« (...) O argumento de que a dicotomia claro/escuro é um subproduto da escravatura que ajuda a perpetuar o "racismo estrutural" nos nossos dias, é dar um daqueles saltos quânticos que nenhum intelecto sério consegue suportar. (...)»
Foi apenas um comentário no Twitter, que não teria interesse algum, se: 1) não fosse tão revelador de uma certa forma de pensar; 2) essa forma de pensar não estivesse a conquistar terreno nas escolas e nas universidades; 3) tal conquista não fosse patrocinada por governos e instituições, desejosos de se mostrarem condescendentes e progressistas.
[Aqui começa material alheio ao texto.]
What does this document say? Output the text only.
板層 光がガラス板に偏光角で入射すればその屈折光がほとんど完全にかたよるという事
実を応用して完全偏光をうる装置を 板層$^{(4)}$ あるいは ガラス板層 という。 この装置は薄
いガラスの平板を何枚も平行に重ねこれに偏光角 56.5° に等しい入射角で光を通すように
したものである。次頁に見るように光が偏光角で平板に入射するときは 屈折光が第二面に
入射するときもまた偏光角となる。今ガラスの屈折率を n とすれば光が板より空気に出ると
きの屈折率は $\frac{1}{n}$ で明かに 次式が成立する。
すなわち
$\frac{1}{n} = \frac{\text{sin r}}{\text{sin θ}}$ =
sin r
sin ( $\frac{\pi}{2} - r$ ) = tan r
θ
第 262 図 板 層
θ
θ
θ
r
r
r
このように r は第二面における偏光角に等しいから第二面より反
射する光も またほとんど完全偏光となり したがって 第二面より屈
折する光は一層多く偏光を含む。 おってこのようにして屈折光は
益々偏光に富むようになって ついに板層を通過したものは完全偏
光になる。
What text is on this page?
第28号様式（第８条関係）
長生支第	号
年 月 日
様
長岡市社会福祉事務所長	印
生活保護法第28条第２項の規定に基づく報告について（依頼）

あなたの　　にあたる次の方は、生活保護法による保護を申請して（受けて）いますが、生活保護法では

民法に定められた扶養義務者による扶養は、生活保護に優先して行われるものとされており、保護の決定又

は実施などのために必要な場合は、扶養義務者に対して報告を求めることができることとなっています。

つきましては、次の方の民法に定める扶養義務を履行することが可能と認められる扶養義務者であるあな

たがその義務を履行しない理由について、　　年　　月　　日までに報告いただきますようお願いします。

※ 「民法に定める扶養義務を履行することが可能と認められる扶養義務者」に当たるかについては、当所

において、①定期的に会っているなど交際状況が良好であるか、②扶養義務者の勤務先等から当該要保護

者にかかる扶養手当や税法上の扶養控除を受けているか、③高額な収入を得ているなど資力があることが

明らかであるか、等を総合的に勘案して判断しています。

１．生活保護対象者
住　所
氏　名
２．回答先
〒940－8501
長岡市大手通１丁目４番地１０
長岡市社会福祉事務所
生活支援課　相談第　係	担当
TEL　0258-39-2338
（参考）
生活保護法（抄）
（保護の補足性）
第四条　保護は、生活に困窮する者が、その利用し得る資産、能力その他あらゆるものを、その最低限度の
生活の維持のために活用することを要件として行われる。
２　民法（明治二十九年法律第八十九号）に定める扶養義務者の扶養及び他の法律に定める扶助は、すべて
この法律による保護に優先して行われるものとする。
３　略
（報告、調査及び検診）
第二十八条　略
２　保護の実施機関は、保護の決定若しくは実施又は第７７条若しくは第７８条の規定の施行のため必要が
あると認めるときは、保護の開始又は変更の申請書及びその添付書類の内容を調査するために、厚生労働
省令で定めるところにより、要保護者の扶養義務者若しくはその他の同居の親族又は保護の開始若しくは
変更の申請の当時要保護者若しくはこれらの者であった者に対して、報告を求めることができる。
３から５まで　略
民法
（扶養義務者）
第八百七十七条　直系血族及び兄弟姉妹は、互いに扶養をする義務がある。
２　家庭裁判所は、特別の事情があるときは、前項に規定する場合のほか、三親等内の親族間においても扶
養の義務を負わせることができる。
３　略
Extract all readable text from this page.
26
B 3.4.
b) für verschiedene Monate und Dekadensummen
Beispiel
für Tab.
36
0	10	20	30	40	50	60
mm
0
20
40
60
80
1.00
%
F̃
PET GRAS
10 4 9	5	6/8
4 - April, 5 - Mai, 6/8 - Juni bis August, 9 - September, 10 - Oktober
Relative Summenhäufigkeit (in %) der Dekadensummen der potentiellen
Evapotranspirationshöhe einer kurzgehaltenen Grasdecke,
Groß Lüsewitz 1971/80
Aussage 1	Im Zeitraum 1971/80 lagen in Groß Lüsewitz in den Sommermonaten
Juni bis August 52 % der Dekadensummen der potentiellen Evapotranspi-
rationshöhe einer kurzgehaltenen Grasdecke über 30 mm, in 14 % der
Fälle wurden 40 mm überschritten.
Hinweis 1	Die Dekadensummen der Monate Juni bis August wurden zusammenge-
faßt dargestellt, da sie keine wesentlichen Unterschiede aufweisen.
O Bloco de Esquerda criou um cartaz com a frase «razões fortes, compromissos claros», e a deputada Joacine Katar Moreira decidiu tuitar: «A dicotomia claro/escuro no discurso político já mudava.» Como quem diz: a palavra claro só é utilizada de forma positiva porque está associada à cor branca; enquanto a palavra escuro é utilizada de forma negativa porque está associada à cor negra.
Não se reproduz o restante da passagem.